Выгрузившись на безымянном разъезде, они несколько суток простояли у подножия бурой сопки. А потом как-то под вечер Ермаков вдруг получил приказание отправиться со взводом на ближайшую пограничную заставу. Вот тебе раз! Филипп злорадствовал.
— Ну вот, что я тебе говорил? — повторял он, орудуя широкой, толстой ладонью.
— Поживем — увидим, — сдержанно ответил Ермаков, собираясь в поход.
Медленно темнело в забайкальской степи. Солнце зашло за крутобокую сопку, что серела недалеко от безымянного разъезда, а безоблачное небо все еще светилось, как днем. Вокруг лоснилось белесое море ковыля, вдали виднелись другие сопки, но они в этой бескрайней степи казались настолько малыми, что не в силах были искривить прямую линию горизонта.
Весь день с безоблачного неба палило жаркое летнее солнце, грело распластанную под ним ковыльную степь, а зашло солнце — и уже потянуло холодком. Вот и на Шилке так же. Только природа там совсем не такая.

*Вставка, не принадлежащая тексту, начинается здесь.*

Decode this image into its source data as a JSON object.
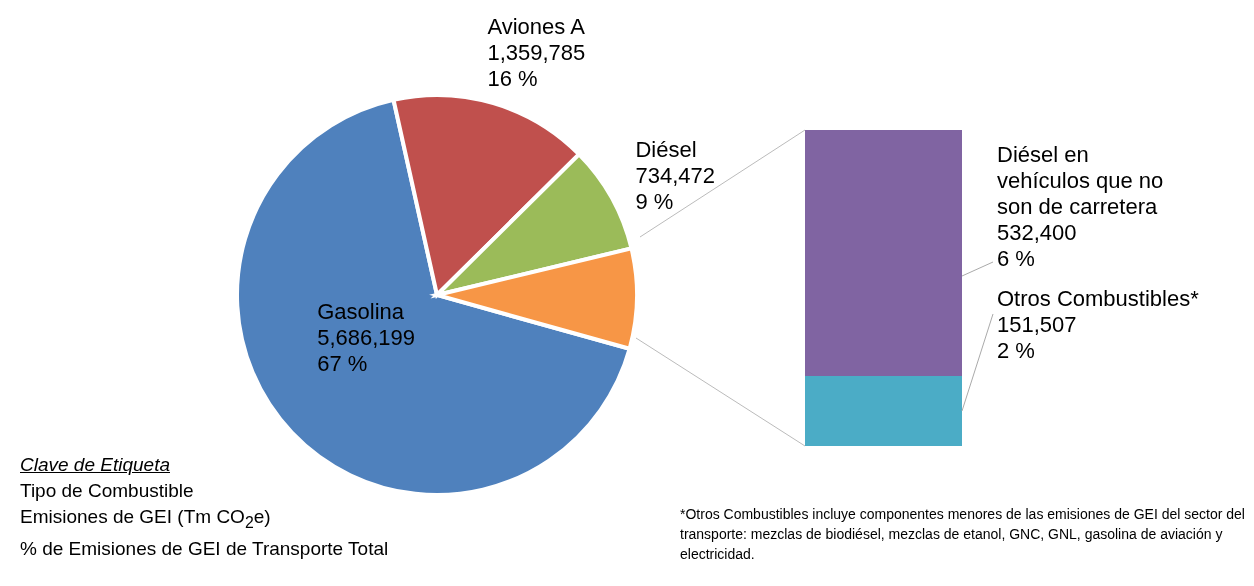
{
  "chart_data": [
    {
      "type": "pie",
      "categories": [
        "Gasolina",
        "Aviones A",
        "Diésel",
        null
      ],
      "values": [
        5686199,
        1359785,
        734472,
        683907
      ],
      "colors": [
        "#4f81bd",
        "#c0504d",
        "#9bbb59",
        "#f79646"
      ],
      "value_labels": [
        "5,686,199\n67 %",
        "1,359,785\n16 %",
        "734,472\n9 %",
        null
      ],
      "annotations": [
        "Clave de Etiqueta",
        "Tipo de Combustible",
        "Emisiones de GEI (Tm CO$_{2}$e)",
        "% de Emisiones de GEI de Transporte Total"
      ]
    },
    {
      "type": "bar",
      "stacked": true,
      "categories": [
        null
      ],
      "series": [
        {
          "name": "Otros Combustibles*",
          "color": "#4bacc6",
          "values": [
            151507
          ],
          "value_labels": [
            "151,507\n2 %"
          ]
        },
        {
          "name": "Diésel en vehículos que no son de carretera",
          "color": "#8064a2",
          "values": [
            532400
          ],
          "value_labels": [
            "532,400\n6 %"
          ]
        }
      ],
      "annotations": [
        "*Otros Combustibles incluye componentes menores de las emisiones de GEI del sector del transporte: mezclas de biodiésel, mezclas de etanol, GNC, GNL, gasolina de aviación y electricidad."
      ]
    }
  ]
}
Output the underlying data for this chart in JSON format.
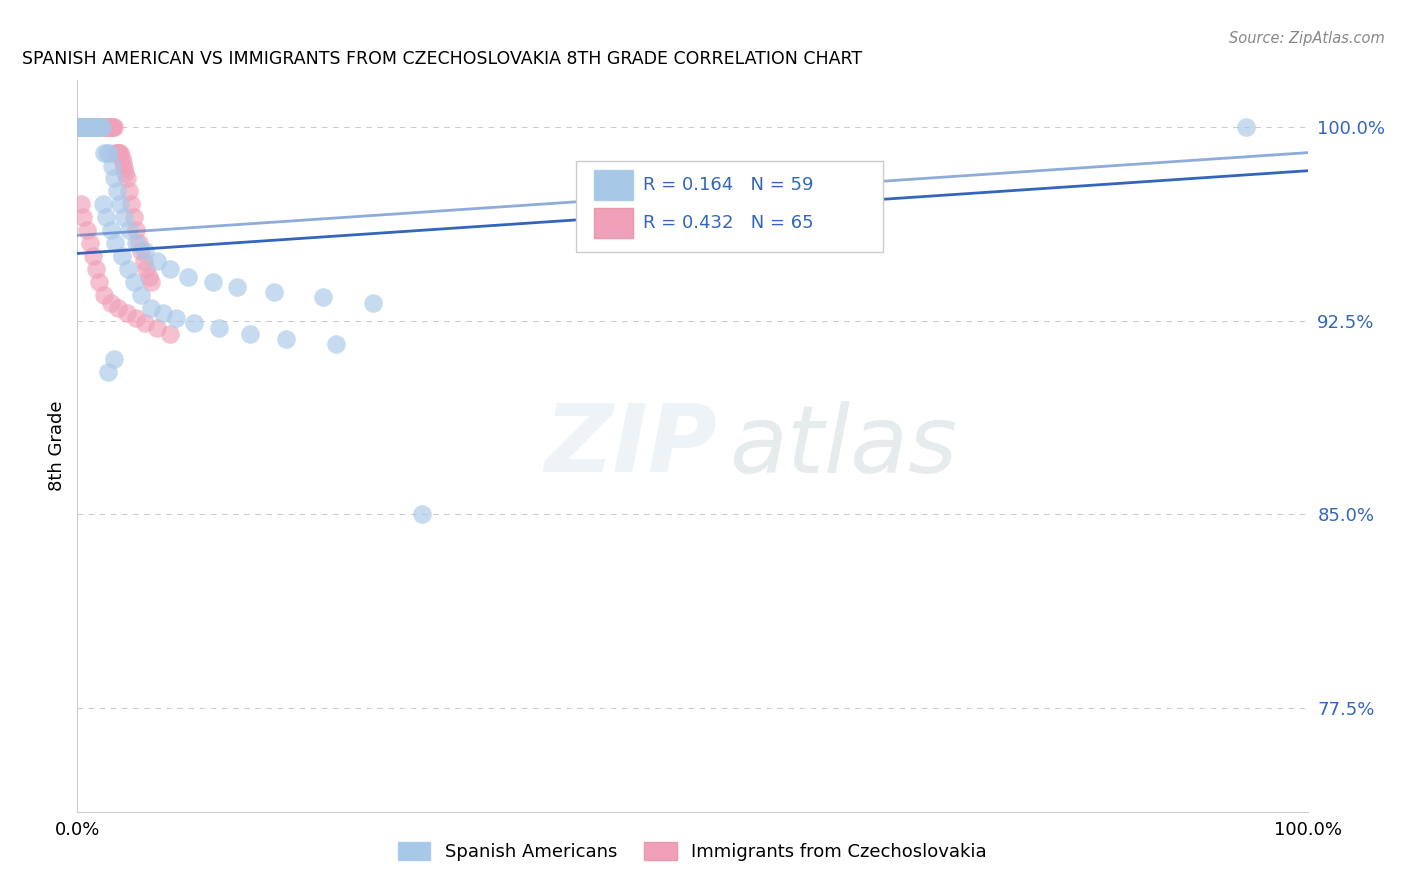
{
  "title": "SPANISH AMERICAN VS IMMIGRANTS FROM CZECHOSLOVAKIA 8TH GRADE CORRELATION CHART",
  "source": "Source: ZipAtlas.com",
  "ylabel": "8th Grade",
  "xlim": [
    0.0,
    1.0
  ],
  "ylim": [
    0.735,
    1.018
  ],
  "yticks": [
    0.775,
    0.85,
    0.925,
    1.0
  ],
  "ytick_labels": [
    "77.5%",
    "85.0%",
    "92.5%",
    "100.0%"
  ],
  "xticks": [
    0.0,
    0.25,
    0.5,
    0.75,
    1.0
  ],
  "xtick_labels": [
    "0.0%",
    "",
    "",
    "",
    "100.0%"
  ],
  "blue_R": 0.164,
  "blue_N": 59,
  "pink_R": 0.432,
  "pink_N": 65,
  "blue_color": "#a8c8e8",
  "pink_color": "#f0a0b8",
  "trend_color": "#3366bb",
  "legend_label_blue": "Spanish Americans",
  "legend_label_pink": "Immigrants from Czechoslovakia",
  "blue_scatter_x": [
    0.001,
    0.002,
    0.003,
    0.004,
    0.005,
    0.006,
    0.007,
    0.008,
    0.009,
    0.01,
    0.011,
    0.012,
    0.013,
    0.014,
    0.015,
    0.016,
    0.017,
    0.018,
    0.019,
    0.02,
    0.022,
    0.024,
    0.026,
    0.028,
    0.03,
    0.032,
    0.035,
    0.038,
    0.042,
    0.048,
    0.055,
    0.065,
    0.075,
    0.09,
    0.11,
    0.13,
    0.16,
    0.2,
    0.24,
    0.021,
    0.023,
    0.027,
    0.031,
    0.036,
    0.041,
    0.046,
    0.052,
    0.06,
    0.07,
    0.08,
    0.095,
    0.115,
    0.14,
    0.17,
    0.21,
    0.03,
    0.025,
    0.28,
    0.95
  ],
  "blue_scatter_y": [
    1.0,
    1.0,
    1.0,
    1.0,
    1.0,
    1.0,
    1.0,
    1.0,
    1.0,
    1.0,
    1.0,
    1.0,
    1.0,
    1.0,
    1.0,
    1.0,
    1.0,
    1.0,
    1.0,
    1.0,
    0.99,
    0.99,
    0.99,
    0.985,
    0.98,
    0.975,
    0.97,
    0.965,
    0.96,
    0.955,
    0.952,
    0.948,
    0.945,
    0.942,
    0.94,
    0.938,
    0.936,
    0.934,
    0.932,
    0.97,
    0.965,
    0.96,
    0.955,
    0.95,
    0.945,
    0.94,
    0.935,
    0.93,
    0.928,
    0.926,
    0.924,
    0.922,
    0.92,
    0.918,
    0.916,
    0.91,
    0.905,
    0.85,
    1.0
  ],
  "pink_scatter_x": [
    0.001,
    0.002,
    0.003,
    0.004,
    0.005,
    0.006,
    0.007,
    0.008,
    0.009,
    0.01,
    0.011,
    0.012,
    0.013,
    0.014,
    0.015,
    0.016,
    0.017,
    0.018,
    0.019,
    0.02,
    0.021,
    0.022,
    0.023,
    0.024,
    0.025,
    0.026,
    0.027,
    0.028,
    0.029,
    0.03,
    0.031,
    0.032,
    0.033,
    0.034,
    0.035,
    0.036,
    0.037,
    0.038,
    0.039,
    0.04,
    0.042,
    0.044,
    0.046,
    0.048,
    0.05,
    0.052,
    0.054,
    0.056,
    0.058,
    0.06,
    0.003,
    0.005,
    0.008,
    0.01,
    0.013,
    0.015,
    0.018,
    0.022,
    0.027,
    0.033,
    0.04,
    0.048,
    0.055,
    0.065,
    0.075
  ],
  "pink_scatter_y": [
    1.0,
    1.0,
    1.0,
    1.0,
    1.0,
    1.0,
    1.0,
    1.0,
    1.0,
    1.0,
    1.0,
    1.0,
    1.0,
    1.0,
    1.0,
    1.0,
    1.0,
    1.0,
    1.0,
    1.0,
    1.0,
    1.0,
    1.0,
    1.0,
    1.0,
    1.0,
    1.0,
    1.0,
    1.0,
    1.0,
    0.99,
    0.99,
    0.99,
    0.99,
    0.99,
    0.988,
    0.986,
    0.984,
    0.982,
    0.98,
    0.975,
    0.97,
    0.965,
    0.96,
    0.955,
    0.952,
    0.948,
    0.945,
    0.942,
    0.94,
    0.97,
    0.965,
    0.96,
    0.955,
    0.95,
    0.945,
    0.94,
    0.935,
    0.932,
    0.93,
    0.928,
    0.926,
    0.924,
    0.922,
    0.92
  ],
  "trend_blue_x0": 0.0,
  "trend_blue_y0": 0.951,
  "trend_blue_x1": 1.0,
  "trend_blue_y1": 0.983,
  "trend_pink_x0": 0.0,
  "trend_pink_y0": 0.965,
  "trend_pink_x1": 0.12,
  "trend_pink_y1": 0.985,
  "watermark_zip": "ZIP",
  "watermark_atlas": "atlas"
}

Шилка тонет в кудрявых лесах, тут же — пырей, да ковыль, да мелкий кустарник. На Шилке земля мягкая, добрая, а здесь кремнистая — ногам по ней больно ступать.
Шагая не торопясь вслед за взводом, Ермаков вдохнул полной грудью холодящий воздух и подосадовал, что все время думает о Шилке. Что теперь о ней вспоминать? Только душу травить понапрасну. Неужели в самом деле поставят на границу, как предсказывает Филипп?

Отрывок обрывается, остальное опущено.